(Editor's note: Because the foster children cannot be fully identified unless they are put up for adoption and all parental rights have been terminated, only first names were used.)
VALDOSTA -- When asked if she was having a good time at the Department of Human Resources' fall festival, 3-year-old Celesttisha said, "Yes ma'am."
Standing there Tuesday afternoon in Olympic Park with her face painted and her arms filled with "goodies," Celesttisha had a huge smile on her face ... she had just danced with Clifford, better known as the "Big Red Dog."
Ten-year-old Cory shared Celesttisha's excitement as he ran from one activity to the next, eager to see and do everything the fall festival had to offer. Of course, Cory's favorite thing about the festival was "jumping in the bouncy house."
Celesttisha and Cory are only two of the 160 kids, ranging in age from newborn to 18, in the custody of the Lowndes County Department of Family and Children Services.
Approximately 120 of them are in foster homes. The others reside with relatives or in some type of 24-hour child care institution, said Kay Thomerson, social services foster care supervisor.
"Our goal is to find permanent homes for each child," said Thomerson. "That can be reunification with the parents, placing them with a relative, or placing them for adoption."
Approximately 25 of the kids in DFCS' custody are ready for adoption. Thomerson said they range in age from 2 to 17.
Most of the kids are placed in foster care due to some form of neglect, abuse or parental incarceration.
The fall festival hosted by DFCS was an attempt to let each of the kids participating know they are not alone.

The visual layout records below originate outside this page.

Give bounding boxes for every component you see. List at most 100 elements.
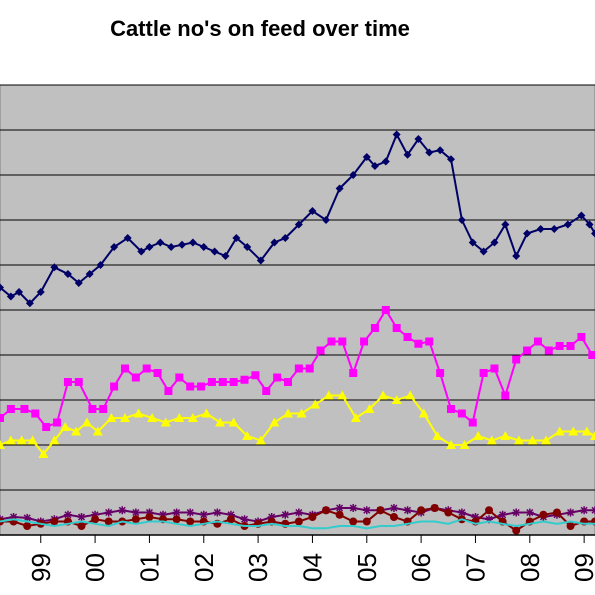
data-point xyxy=(153,369,162,377)
data-point xyxy=(131,515,140,524)
data-point xyxy=(327,337,336,346)
series-group xyxy=(0,130,595,535)
data-point xyxy=(228,417,239,427)
data-point xyxy=(50,263,59,272)
x-tick-label: 06 xyxy=(406,553,436,582)
data-point xyxy=(63,270,72,278)
data-point xyxy=(6,405,15,413)
data-point xyxy=(588,351,595,359)
data-point xyxy=(137,247,146,256)
data-point xyxy=(457,409,466,418)
data-point xyxy=(568,426,579,436)
data-point xyxy=(512,252,521,260)
data-point xyxy=(0,283,4,292)
data-point xyxy=(5,435,16,445)
data-point xyxy=(523,229,532,238)
data-point xyxy=(172,515,181,524)
x-tick-label: 02 xyxy=(189,553,219,582)
data-point xyxy=(0,440,5,449)
data-point xyxy=(316,346,325,355)
data-point xyxy=(77,522,86,530)
data-point xyxy=(552,508,561,517)
data-point xyxy=(16,435,27,445)
data-point xyxy=(539,510,548,519)
data-point xyxy=(218,378,227,386)
data-point xyxy=(350,413,361,422)
data-point xyxy=(457,508,466,517)
data-point xyxy=(457,216,466,224)
data-point xyxy=(296,408,307,418)
data-point xyxy=(104,517,113,526)
data-point xyxy=(566,342,575,350)
data-point xyxy=(92,426,103,436)
series-6 xyxy=(0,518,595,530)
data-point xyxy=(213,508,222,517)
data-point xyxy=(243,243,252,251)
data-point xyxy=(63,510,72,519)
data-point xyxy=(577,333,586,341)
data-point xyxy=(9,513,18,521)
data-point xyxy=(262,387,271,395)
data-point xyxy=(110,243,119,251)
data-point xyxy=(63,378,72,386)
data-point xyxy=(156,238,165,247)
data-point xyxy=(591,229,595,238)
data-point xyxy=(432,431,443,440)
data-point xyxy=(0,414,4,422)
data-point xyxy=(164,387,173,395)
data-point xyxy=(91,515,100,524)
data-point xyxy=(349,171,358,179)
data-point xyxy=(566,508,575,517)
data-point xyxy=(186,382,195,391)
data-point xyxy=(207,378,216,386)
data-point xyxy=(23,513,32,522)
data-point xyxy=(229,378,238,386)
data-point xyxy=(25,299,34,308)
data-point xyxy=(160,417,171,427)
data-point xyxy=(590,431,595,440)
data-point xyxy=(322,216,331,224)
data-point xyxy=(485,515,494,524)
x-tick-label: 99 xyxy=(26,553,56,582)
data-point xyxy=(142,364,151,373)
series-3 xyxy=(0,390,595,458)
data-point xyxy=(282,408,293,418)
x-tick-label: 05 xyxy=(352,553,382,582)
data-point xyxy=(215,417,226,427)
data-point xyxy=(36,288,45,296)
data-point xyxy=(360,337,369,346)
data-point xyxy=(42,423,51,431)
data-point xyxy=(370,162,379,170)
data-point xyxy=(174,413,185,422)
data-point xyxy=(512,526,521,535)
data-point xyxy=(550,225,559,233)
data-point xyxy=(77,513,86,521)
data-point xyxy=(335,510,344,519)
data-point xyxy=(104,508,113,517)
data-point xyxy=(273,373,282,382)
data-point xyxy=(430,504,439,512)
data-point xyxy=(533,337,542,346)
data-point xyxy=(512,508,521,517)
gridlines xyxy=(0,84,595,491)
data-point xyxy=(240,375,249,384)
data-point xyxy=(15,288,24,296)
data-point xyxy=(405,390,416,400)
data-point xyxy=(418,408,429,418)
data-point xyxy=(232,234,241,242)
data-point xyxy=(323,390,334,400)
data-point xyxy=(199,510,208,519)
data-point xyxy=(544,346,553,355)
data-point xyxy=(310,399,321,409)
data-point xyxy=(99,405,108,413)
data-point xyxy=(436,146,445,155)
data-point xyxy=(563,220,572,229)
data-point xyxy=(178,240,187,249)
x-tick-label: 01 xyxy=(134,553,164,582)
data-point xyxy=(417,506,426,515)
series-line xyxy=(0,518,595,530)
data-point xyxy=(74,279,83,287)
x-tick-label: 08 xyxy=(515,553,545,582)
data-point xyxy=(38,449,49,458)
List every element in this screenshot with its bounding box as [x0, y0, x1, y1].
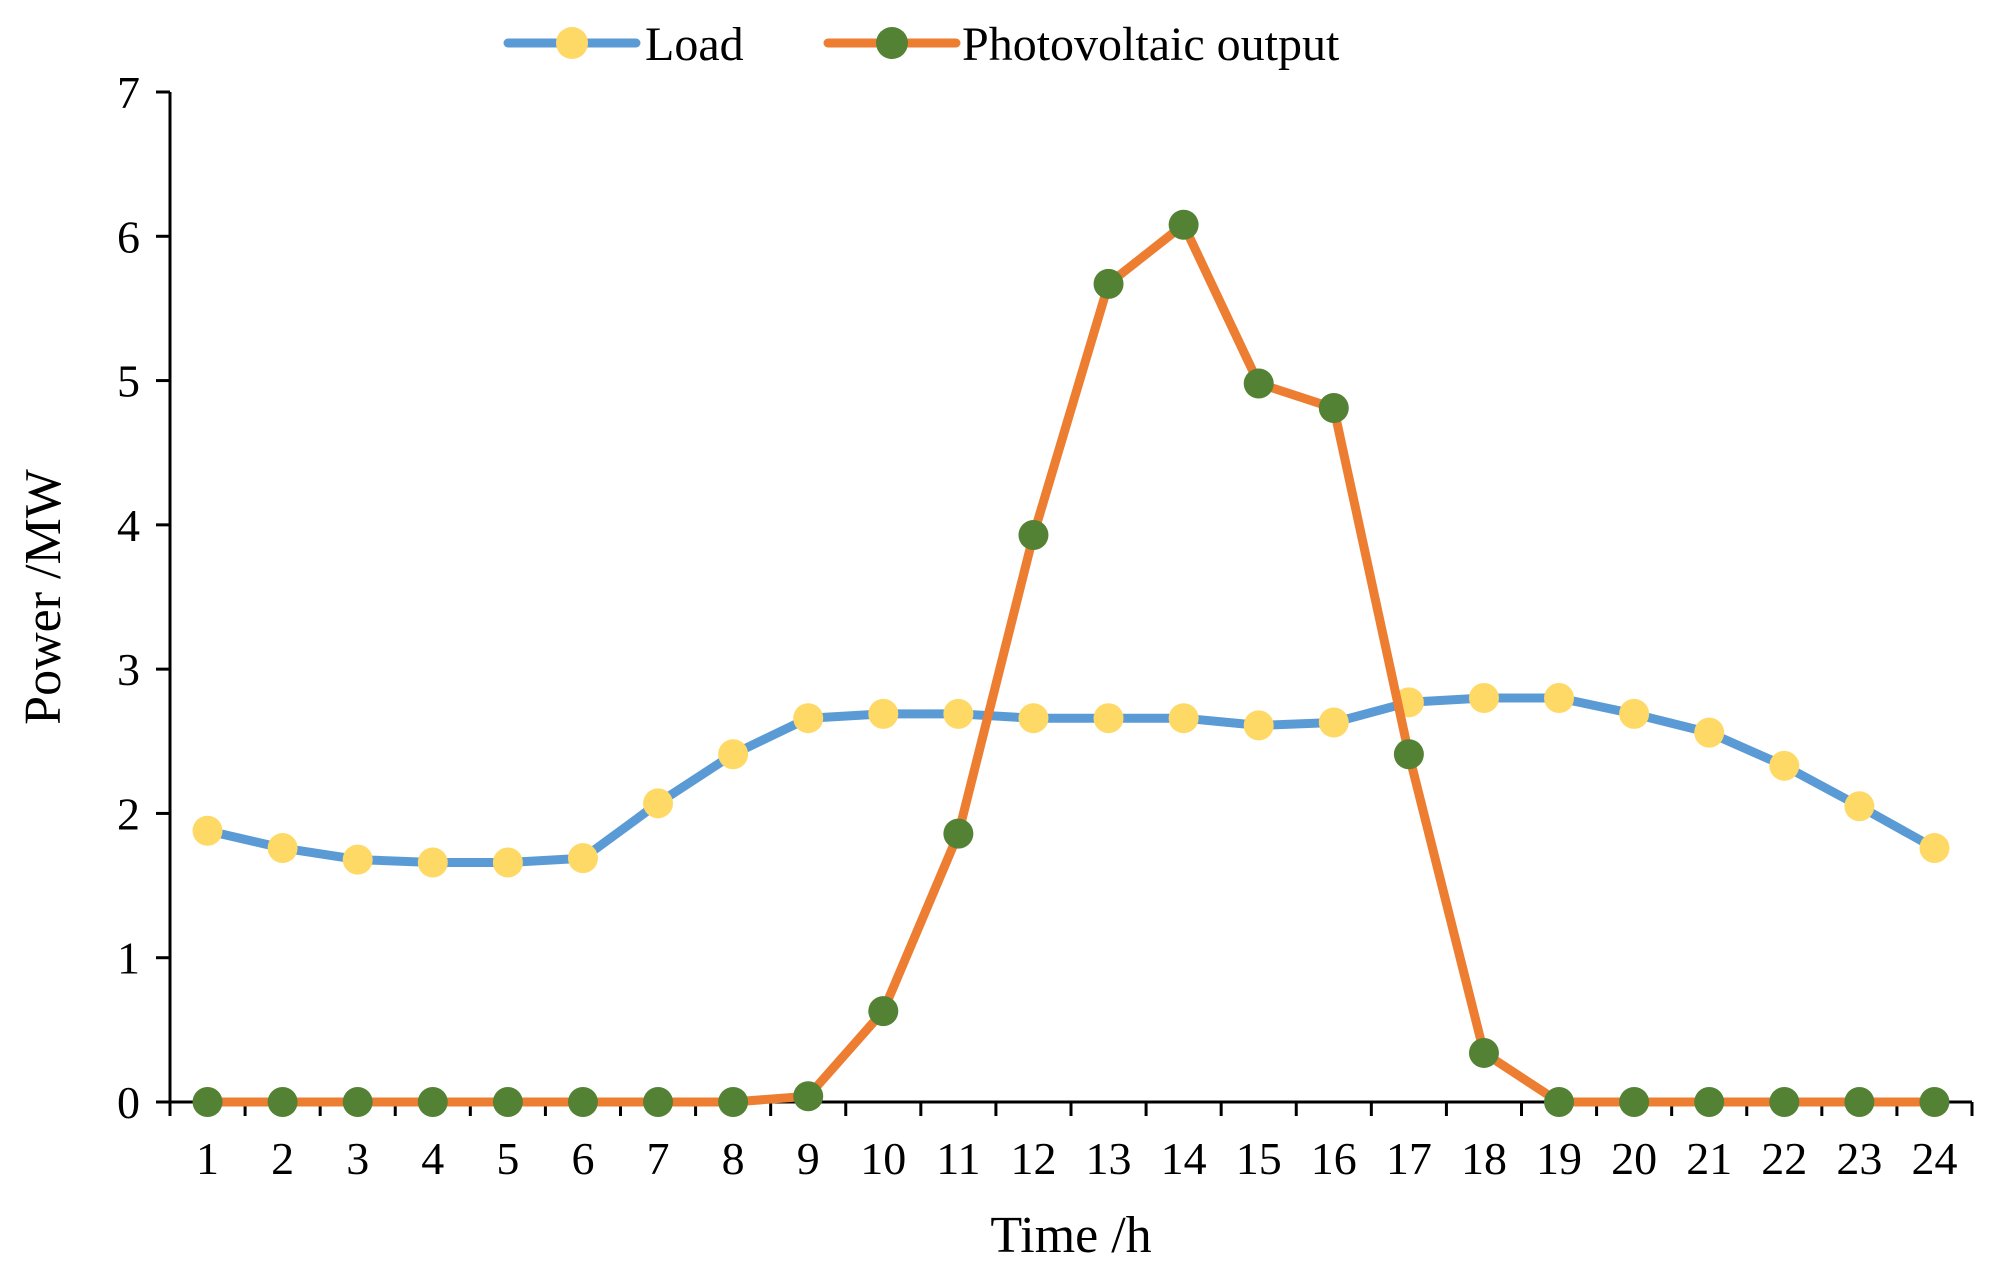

"We want them to know there are people who love them and other kids who understand what they are going through," Thomerson said.
For many of the sibling or family groups in foster care, the fall festival was a chance for kids to reunite with brothers, sisters, cousins and other relatives.
Thanks to Smokey Bear, Clifford, and numerous foster parents and volunteers, the event was a huge success, as evidenced by the smiles on the kids' faces.
There are 40 foster homes in Lowndes County. However, Thomerson said they are "always needing new ones."